Since some medication poop outs are a result of a tolerance built up from chronic exposure, the metanalysis recommends a drug holiday among its strategies for tachyphylaxis, however this needs to be done very carefully and under close observation. In some patients where the symptoms are severe, this is not a feasible option. The length is of a drug holiday varies, however the minimum interval required to restore receptor sensitivity is typically three to four weeks. This all seems counterintuitive, however, in some studies, like the one by Byrne and Rothschild published in Clinical Journal of Psychology, decreasing the dosage of an antidepressant led to positive results.
6. Change your drug.
Your doctor might want to switch medications, either to another drug in the same class or to another class. You may need to try several medications to find one that works for you, according to the Sequenced Treatment Alternatives to Relieve Depression (STAR*D) Study, the largest and longest study ever conducted to evaluate depression funded by the National Institute of Mental Health (NIMH).
If the first choice of medication does not provide adequate symptom relief, switching to a new drug is effective about 25 percent of the time. It might make sense to introduce a drug that has an entirely different mechanism of action in order to regain the response blunted by the drug tolerance of the one you’re on.
The transition between meds needs to be handled carefully. Typically it’s better to introduce the new drug while tapering off the old, not to quit it abruptly.
7. Add an augmentation drug.
According to the STAR*D study, only one in three patients in the first sequence of monotherapy (that is, taking one drug) achieved remission. Meta-analyses of antidepressant trials of nonchronic patients with major depressive disorder report remission rates of 30 to 45 percent on monotherapy alone. Augmentation drugs considered include dopaminergic agonists (i.e. bupropion), tricyclic antidepressants, buspirone, mood stabilizers (lithium and lamotrigine), antipsychotic medications, SAMe or methylfolate, and thyroid supplementation. According to STAR*D, adding a new drug while continuing to take the first medication is effective in about one-third of people.
8. Try psychotherapy.
According to a 2013 Canadian Psychology Association report, mild to moderate depression can respond to psychotherapy alone, without medication. They found that psychotherapy is as effective as medication in treating some kinds of depression and is more effective than medication in preventing relapse in some cases.

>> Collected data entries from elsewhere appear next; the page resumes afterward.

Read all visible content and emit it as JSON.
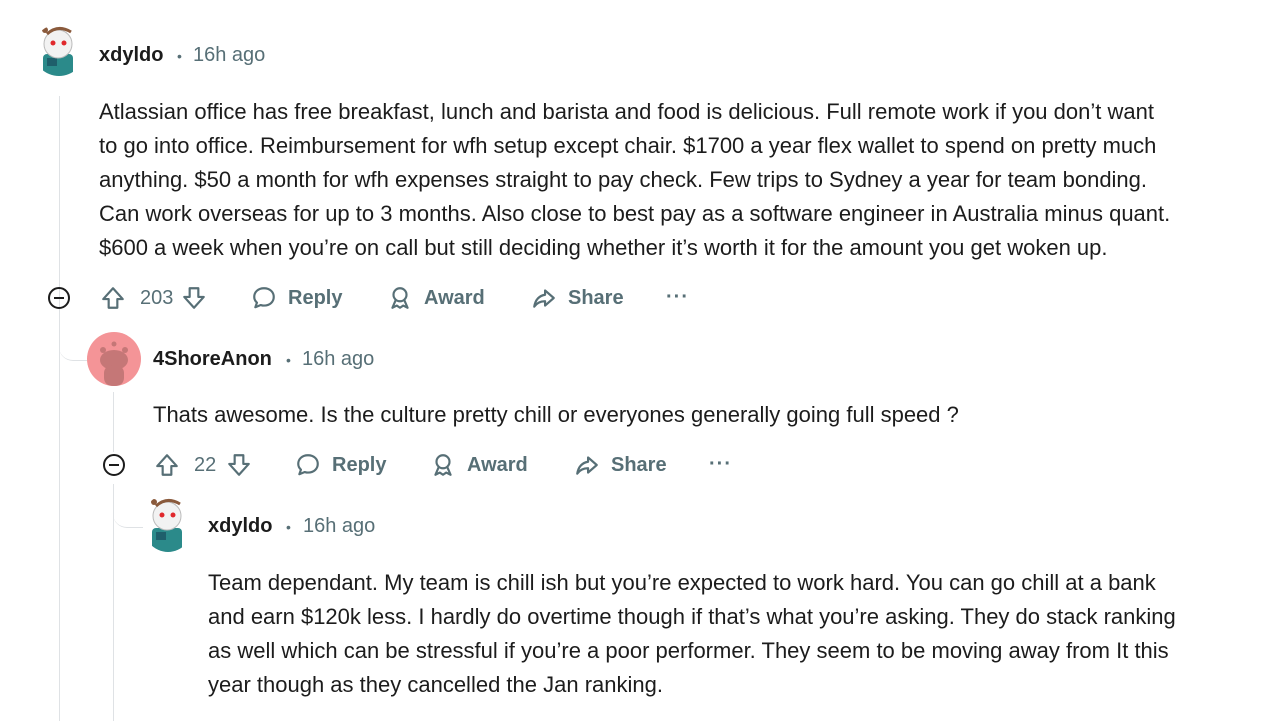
{
  "comments": [
    {
      "username": "xdyldo",
      "time": "16h ago",
      "body": "Atlassian office has free breakfast, lunch and barista and food is delicious. Full remote work if you don’t want\nto go into office. Reimbursement for wfh setup except chair. $1700 a year flex wallet to spend on pretty much\nanything. $50 a month for wfh expenses straight to pay check. Few trips to Sydney a year for team bonding.\nCan work overseas for up to 3 months. Also close to best pay as a software engineer in Australia minus quant.\n$600 a week when you’re on call but still deciding whether it’s worth it for the amount you get woken up.",
      "votes": "203",
      "reply_label": "Reply",
      "award_label": "Award",
      "share_label": "Share",
      "more_label": "···"
    },
    {
      "username": "4ShoreAnon",
      "time": "16h ago",
      "body": "Thats awesome. Is the culture pretty chill or everyones generally going full speed ?",
      "votes": "22",
      "reply_label": "Reply",
      "award_label": "Award",
      "share_label": "Share",
      "more_label": "···"
    },
    {
      "username": "xdyldo",
      "time": "16h ago",
      "body": "Team dependant. My team is chill ish but you’re expected to work hard. You can go chill at a bank\nand earn $120k less. I hardly do overtime though if that’s what you’re asking. They do stack ranking\nas well which can be stressful if you’re a poor performer. They seem to be moving away from It this\nyear though as they cancelled the Jan ranking."
    }
  ],
  "separator": "•",
  "colors": {
    "text": "#1c1c1c",
    "meta": "#576f76",
    "thread": "#dfe2e5",
    "avatar_pink": "#f49497"
  }
}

Also, for some patients, the combination of psychotherapy and medication was more beneficial than either treatment on its own. According to a study published in the Archives of General Psychiatry, adding cognitive therapy to medication for bipolar disorder reduced relapse rates. This study examined 103 patients with bipolar 1 disorder who, despite taking a mood stabilizer, experienced frequent relapses. During a 12-month period, the group receiving cognitive therapy had significantly fewer bipolar episodes and reported less mood symptoms on the monthly mood questionnaires. They also had less fluctuation in manic symptoms.
It’s normal to panic in the days and weeks your symptoms return; however, as you can see, there are many options to pursue. If the first approach doesn’t work, try another. Persevere until you achieve full remission and feel like yourself again. It will happen. Trust me on that.